Blood was collected into a heparinized Vacutainer tube, and the plasma was separated by centrifugation. Ascorbic acid was added to the plasma to prevent the oxidation of rifampin. Aliquots of plasma were stored at −80°C prior to analysis. High-performance liquid chromatography (HPLC) was used for the drug concentration analysis (Shimadzu Corporation, Kyoto, Japan). Acetonitrile was used for rifampin extraction using a C₁₈ column at 254 nm for the analysis. para-Hydrobenzaldehyde and trifluoroacetic acid were used for isoniazid and pyrazinamide extraction, respectively, using a C₈ column at 267 nm for the analysis. The retention times for rifampin, pyrazinamide, and isoniazid were 1.7, 3, and 5.5 min, respectively, and the lower limits of quantification were 0.25, 1.25, and 0.25 μg/ml, respectively. All the drugs had less than 10% within- and between-run variation.

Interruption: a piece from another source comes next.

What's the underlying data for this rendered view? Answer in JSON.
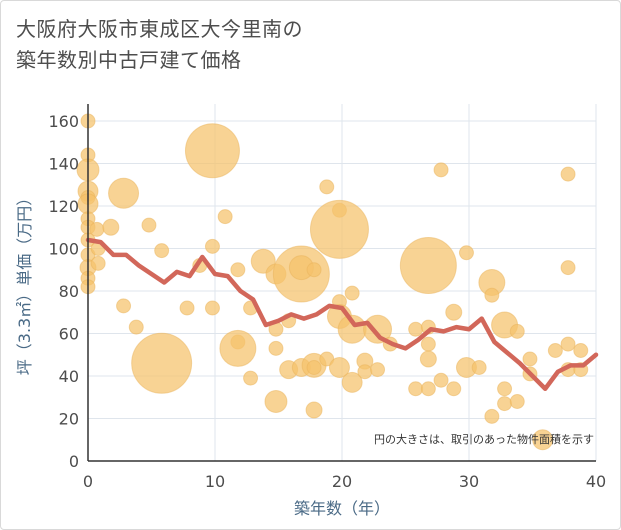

Data analysis. (i) PK analyses.

Noncompartmental analysis using the Phoenix WinNonLin program was performed for PK analyses to estimate the maximum concentration (C_max), the time to the maximum concentration (T_max), and the area under the concentration-time curve (AUC) for the study drugs. Concentrations below the limit of quantitation (BLQ) were assigned a value of BLQ divided by 2 in the analyses. Statistical analysis was performed using the STATA program (version 14; StataCorp, College Station, TX, USA). Results are presented as medians with interquartile ranges (IQR). The test of comparison for PK parameters was the Wilcoxon rank sum test, and Pearson's chi-square test was used for categorical variables. To compare the differences in the C_max between patients with DM and patients without DM, generalized equation models were used to account for the correlation between the two PK visits. The C_max was expressed as the geometric mean and its 95% CI. Missing values were rare (less than 10%) and thus were omitted from the analysis. The test of normality for the variables and for the residuals versus fitted values was performed, with data transformations being attempted for data that were not normally distributed. The generalized estimating equation (GEE) was used to assess the effect of DM or HbA1c values on the change in the C_max and AUC of the anti-TB drugs. Geometric mean ratio was used to present those PK parameters. Adjustment for the possible confounder and the selection of the final model were done based on the QIC (quasi-likelihood under independence model criterion) value and the scatter plots of the residuals versus the fitted values. The known clinical confounders were also considered in the final selection of the model.

(ii) PK-PD analyses.

Survival analysis and Cox regression were performed to assess the relationship between drug concentrations and microbiologic outcomes, adjusting for key variables known to affect TB treatment outcomes (e.g., cavitary disease status) and those factors that, in univariate analysis, were associated with treatment outcome at a P value of <0.1. Variance inflation tests were performed to assess for multicollinearity among variables. The main microbiologic outcome was the time to culture negativity, defined as the time from treatment initiation to sustained sputum culture negativity. Participants who had negative cultures throughout treatment (including at the baseline visit) were excluded from the analysis. The proportional hazard assumption was assessed using the Schoenfeld test, and model selection was done on the basis of the Akaike information criterion (AIC) value and the clinical information for the possible confounders. Poisson regression was used to assess the relationship between drug concentrations and clinical outcomes, adjusting for key factors, as described above. An unfavorable treatment composite outcome was defined as treatment failure, relapse, or death. Postmodeling diagnostics were based on the AIC (for Poisson, linear regression, and Cox regressions) and the QIC for the generalized estimating equation model. In addition, scatter plots of the residuals versus the fitted values were considered. Additionally, the known clinical confounders were considered in the model.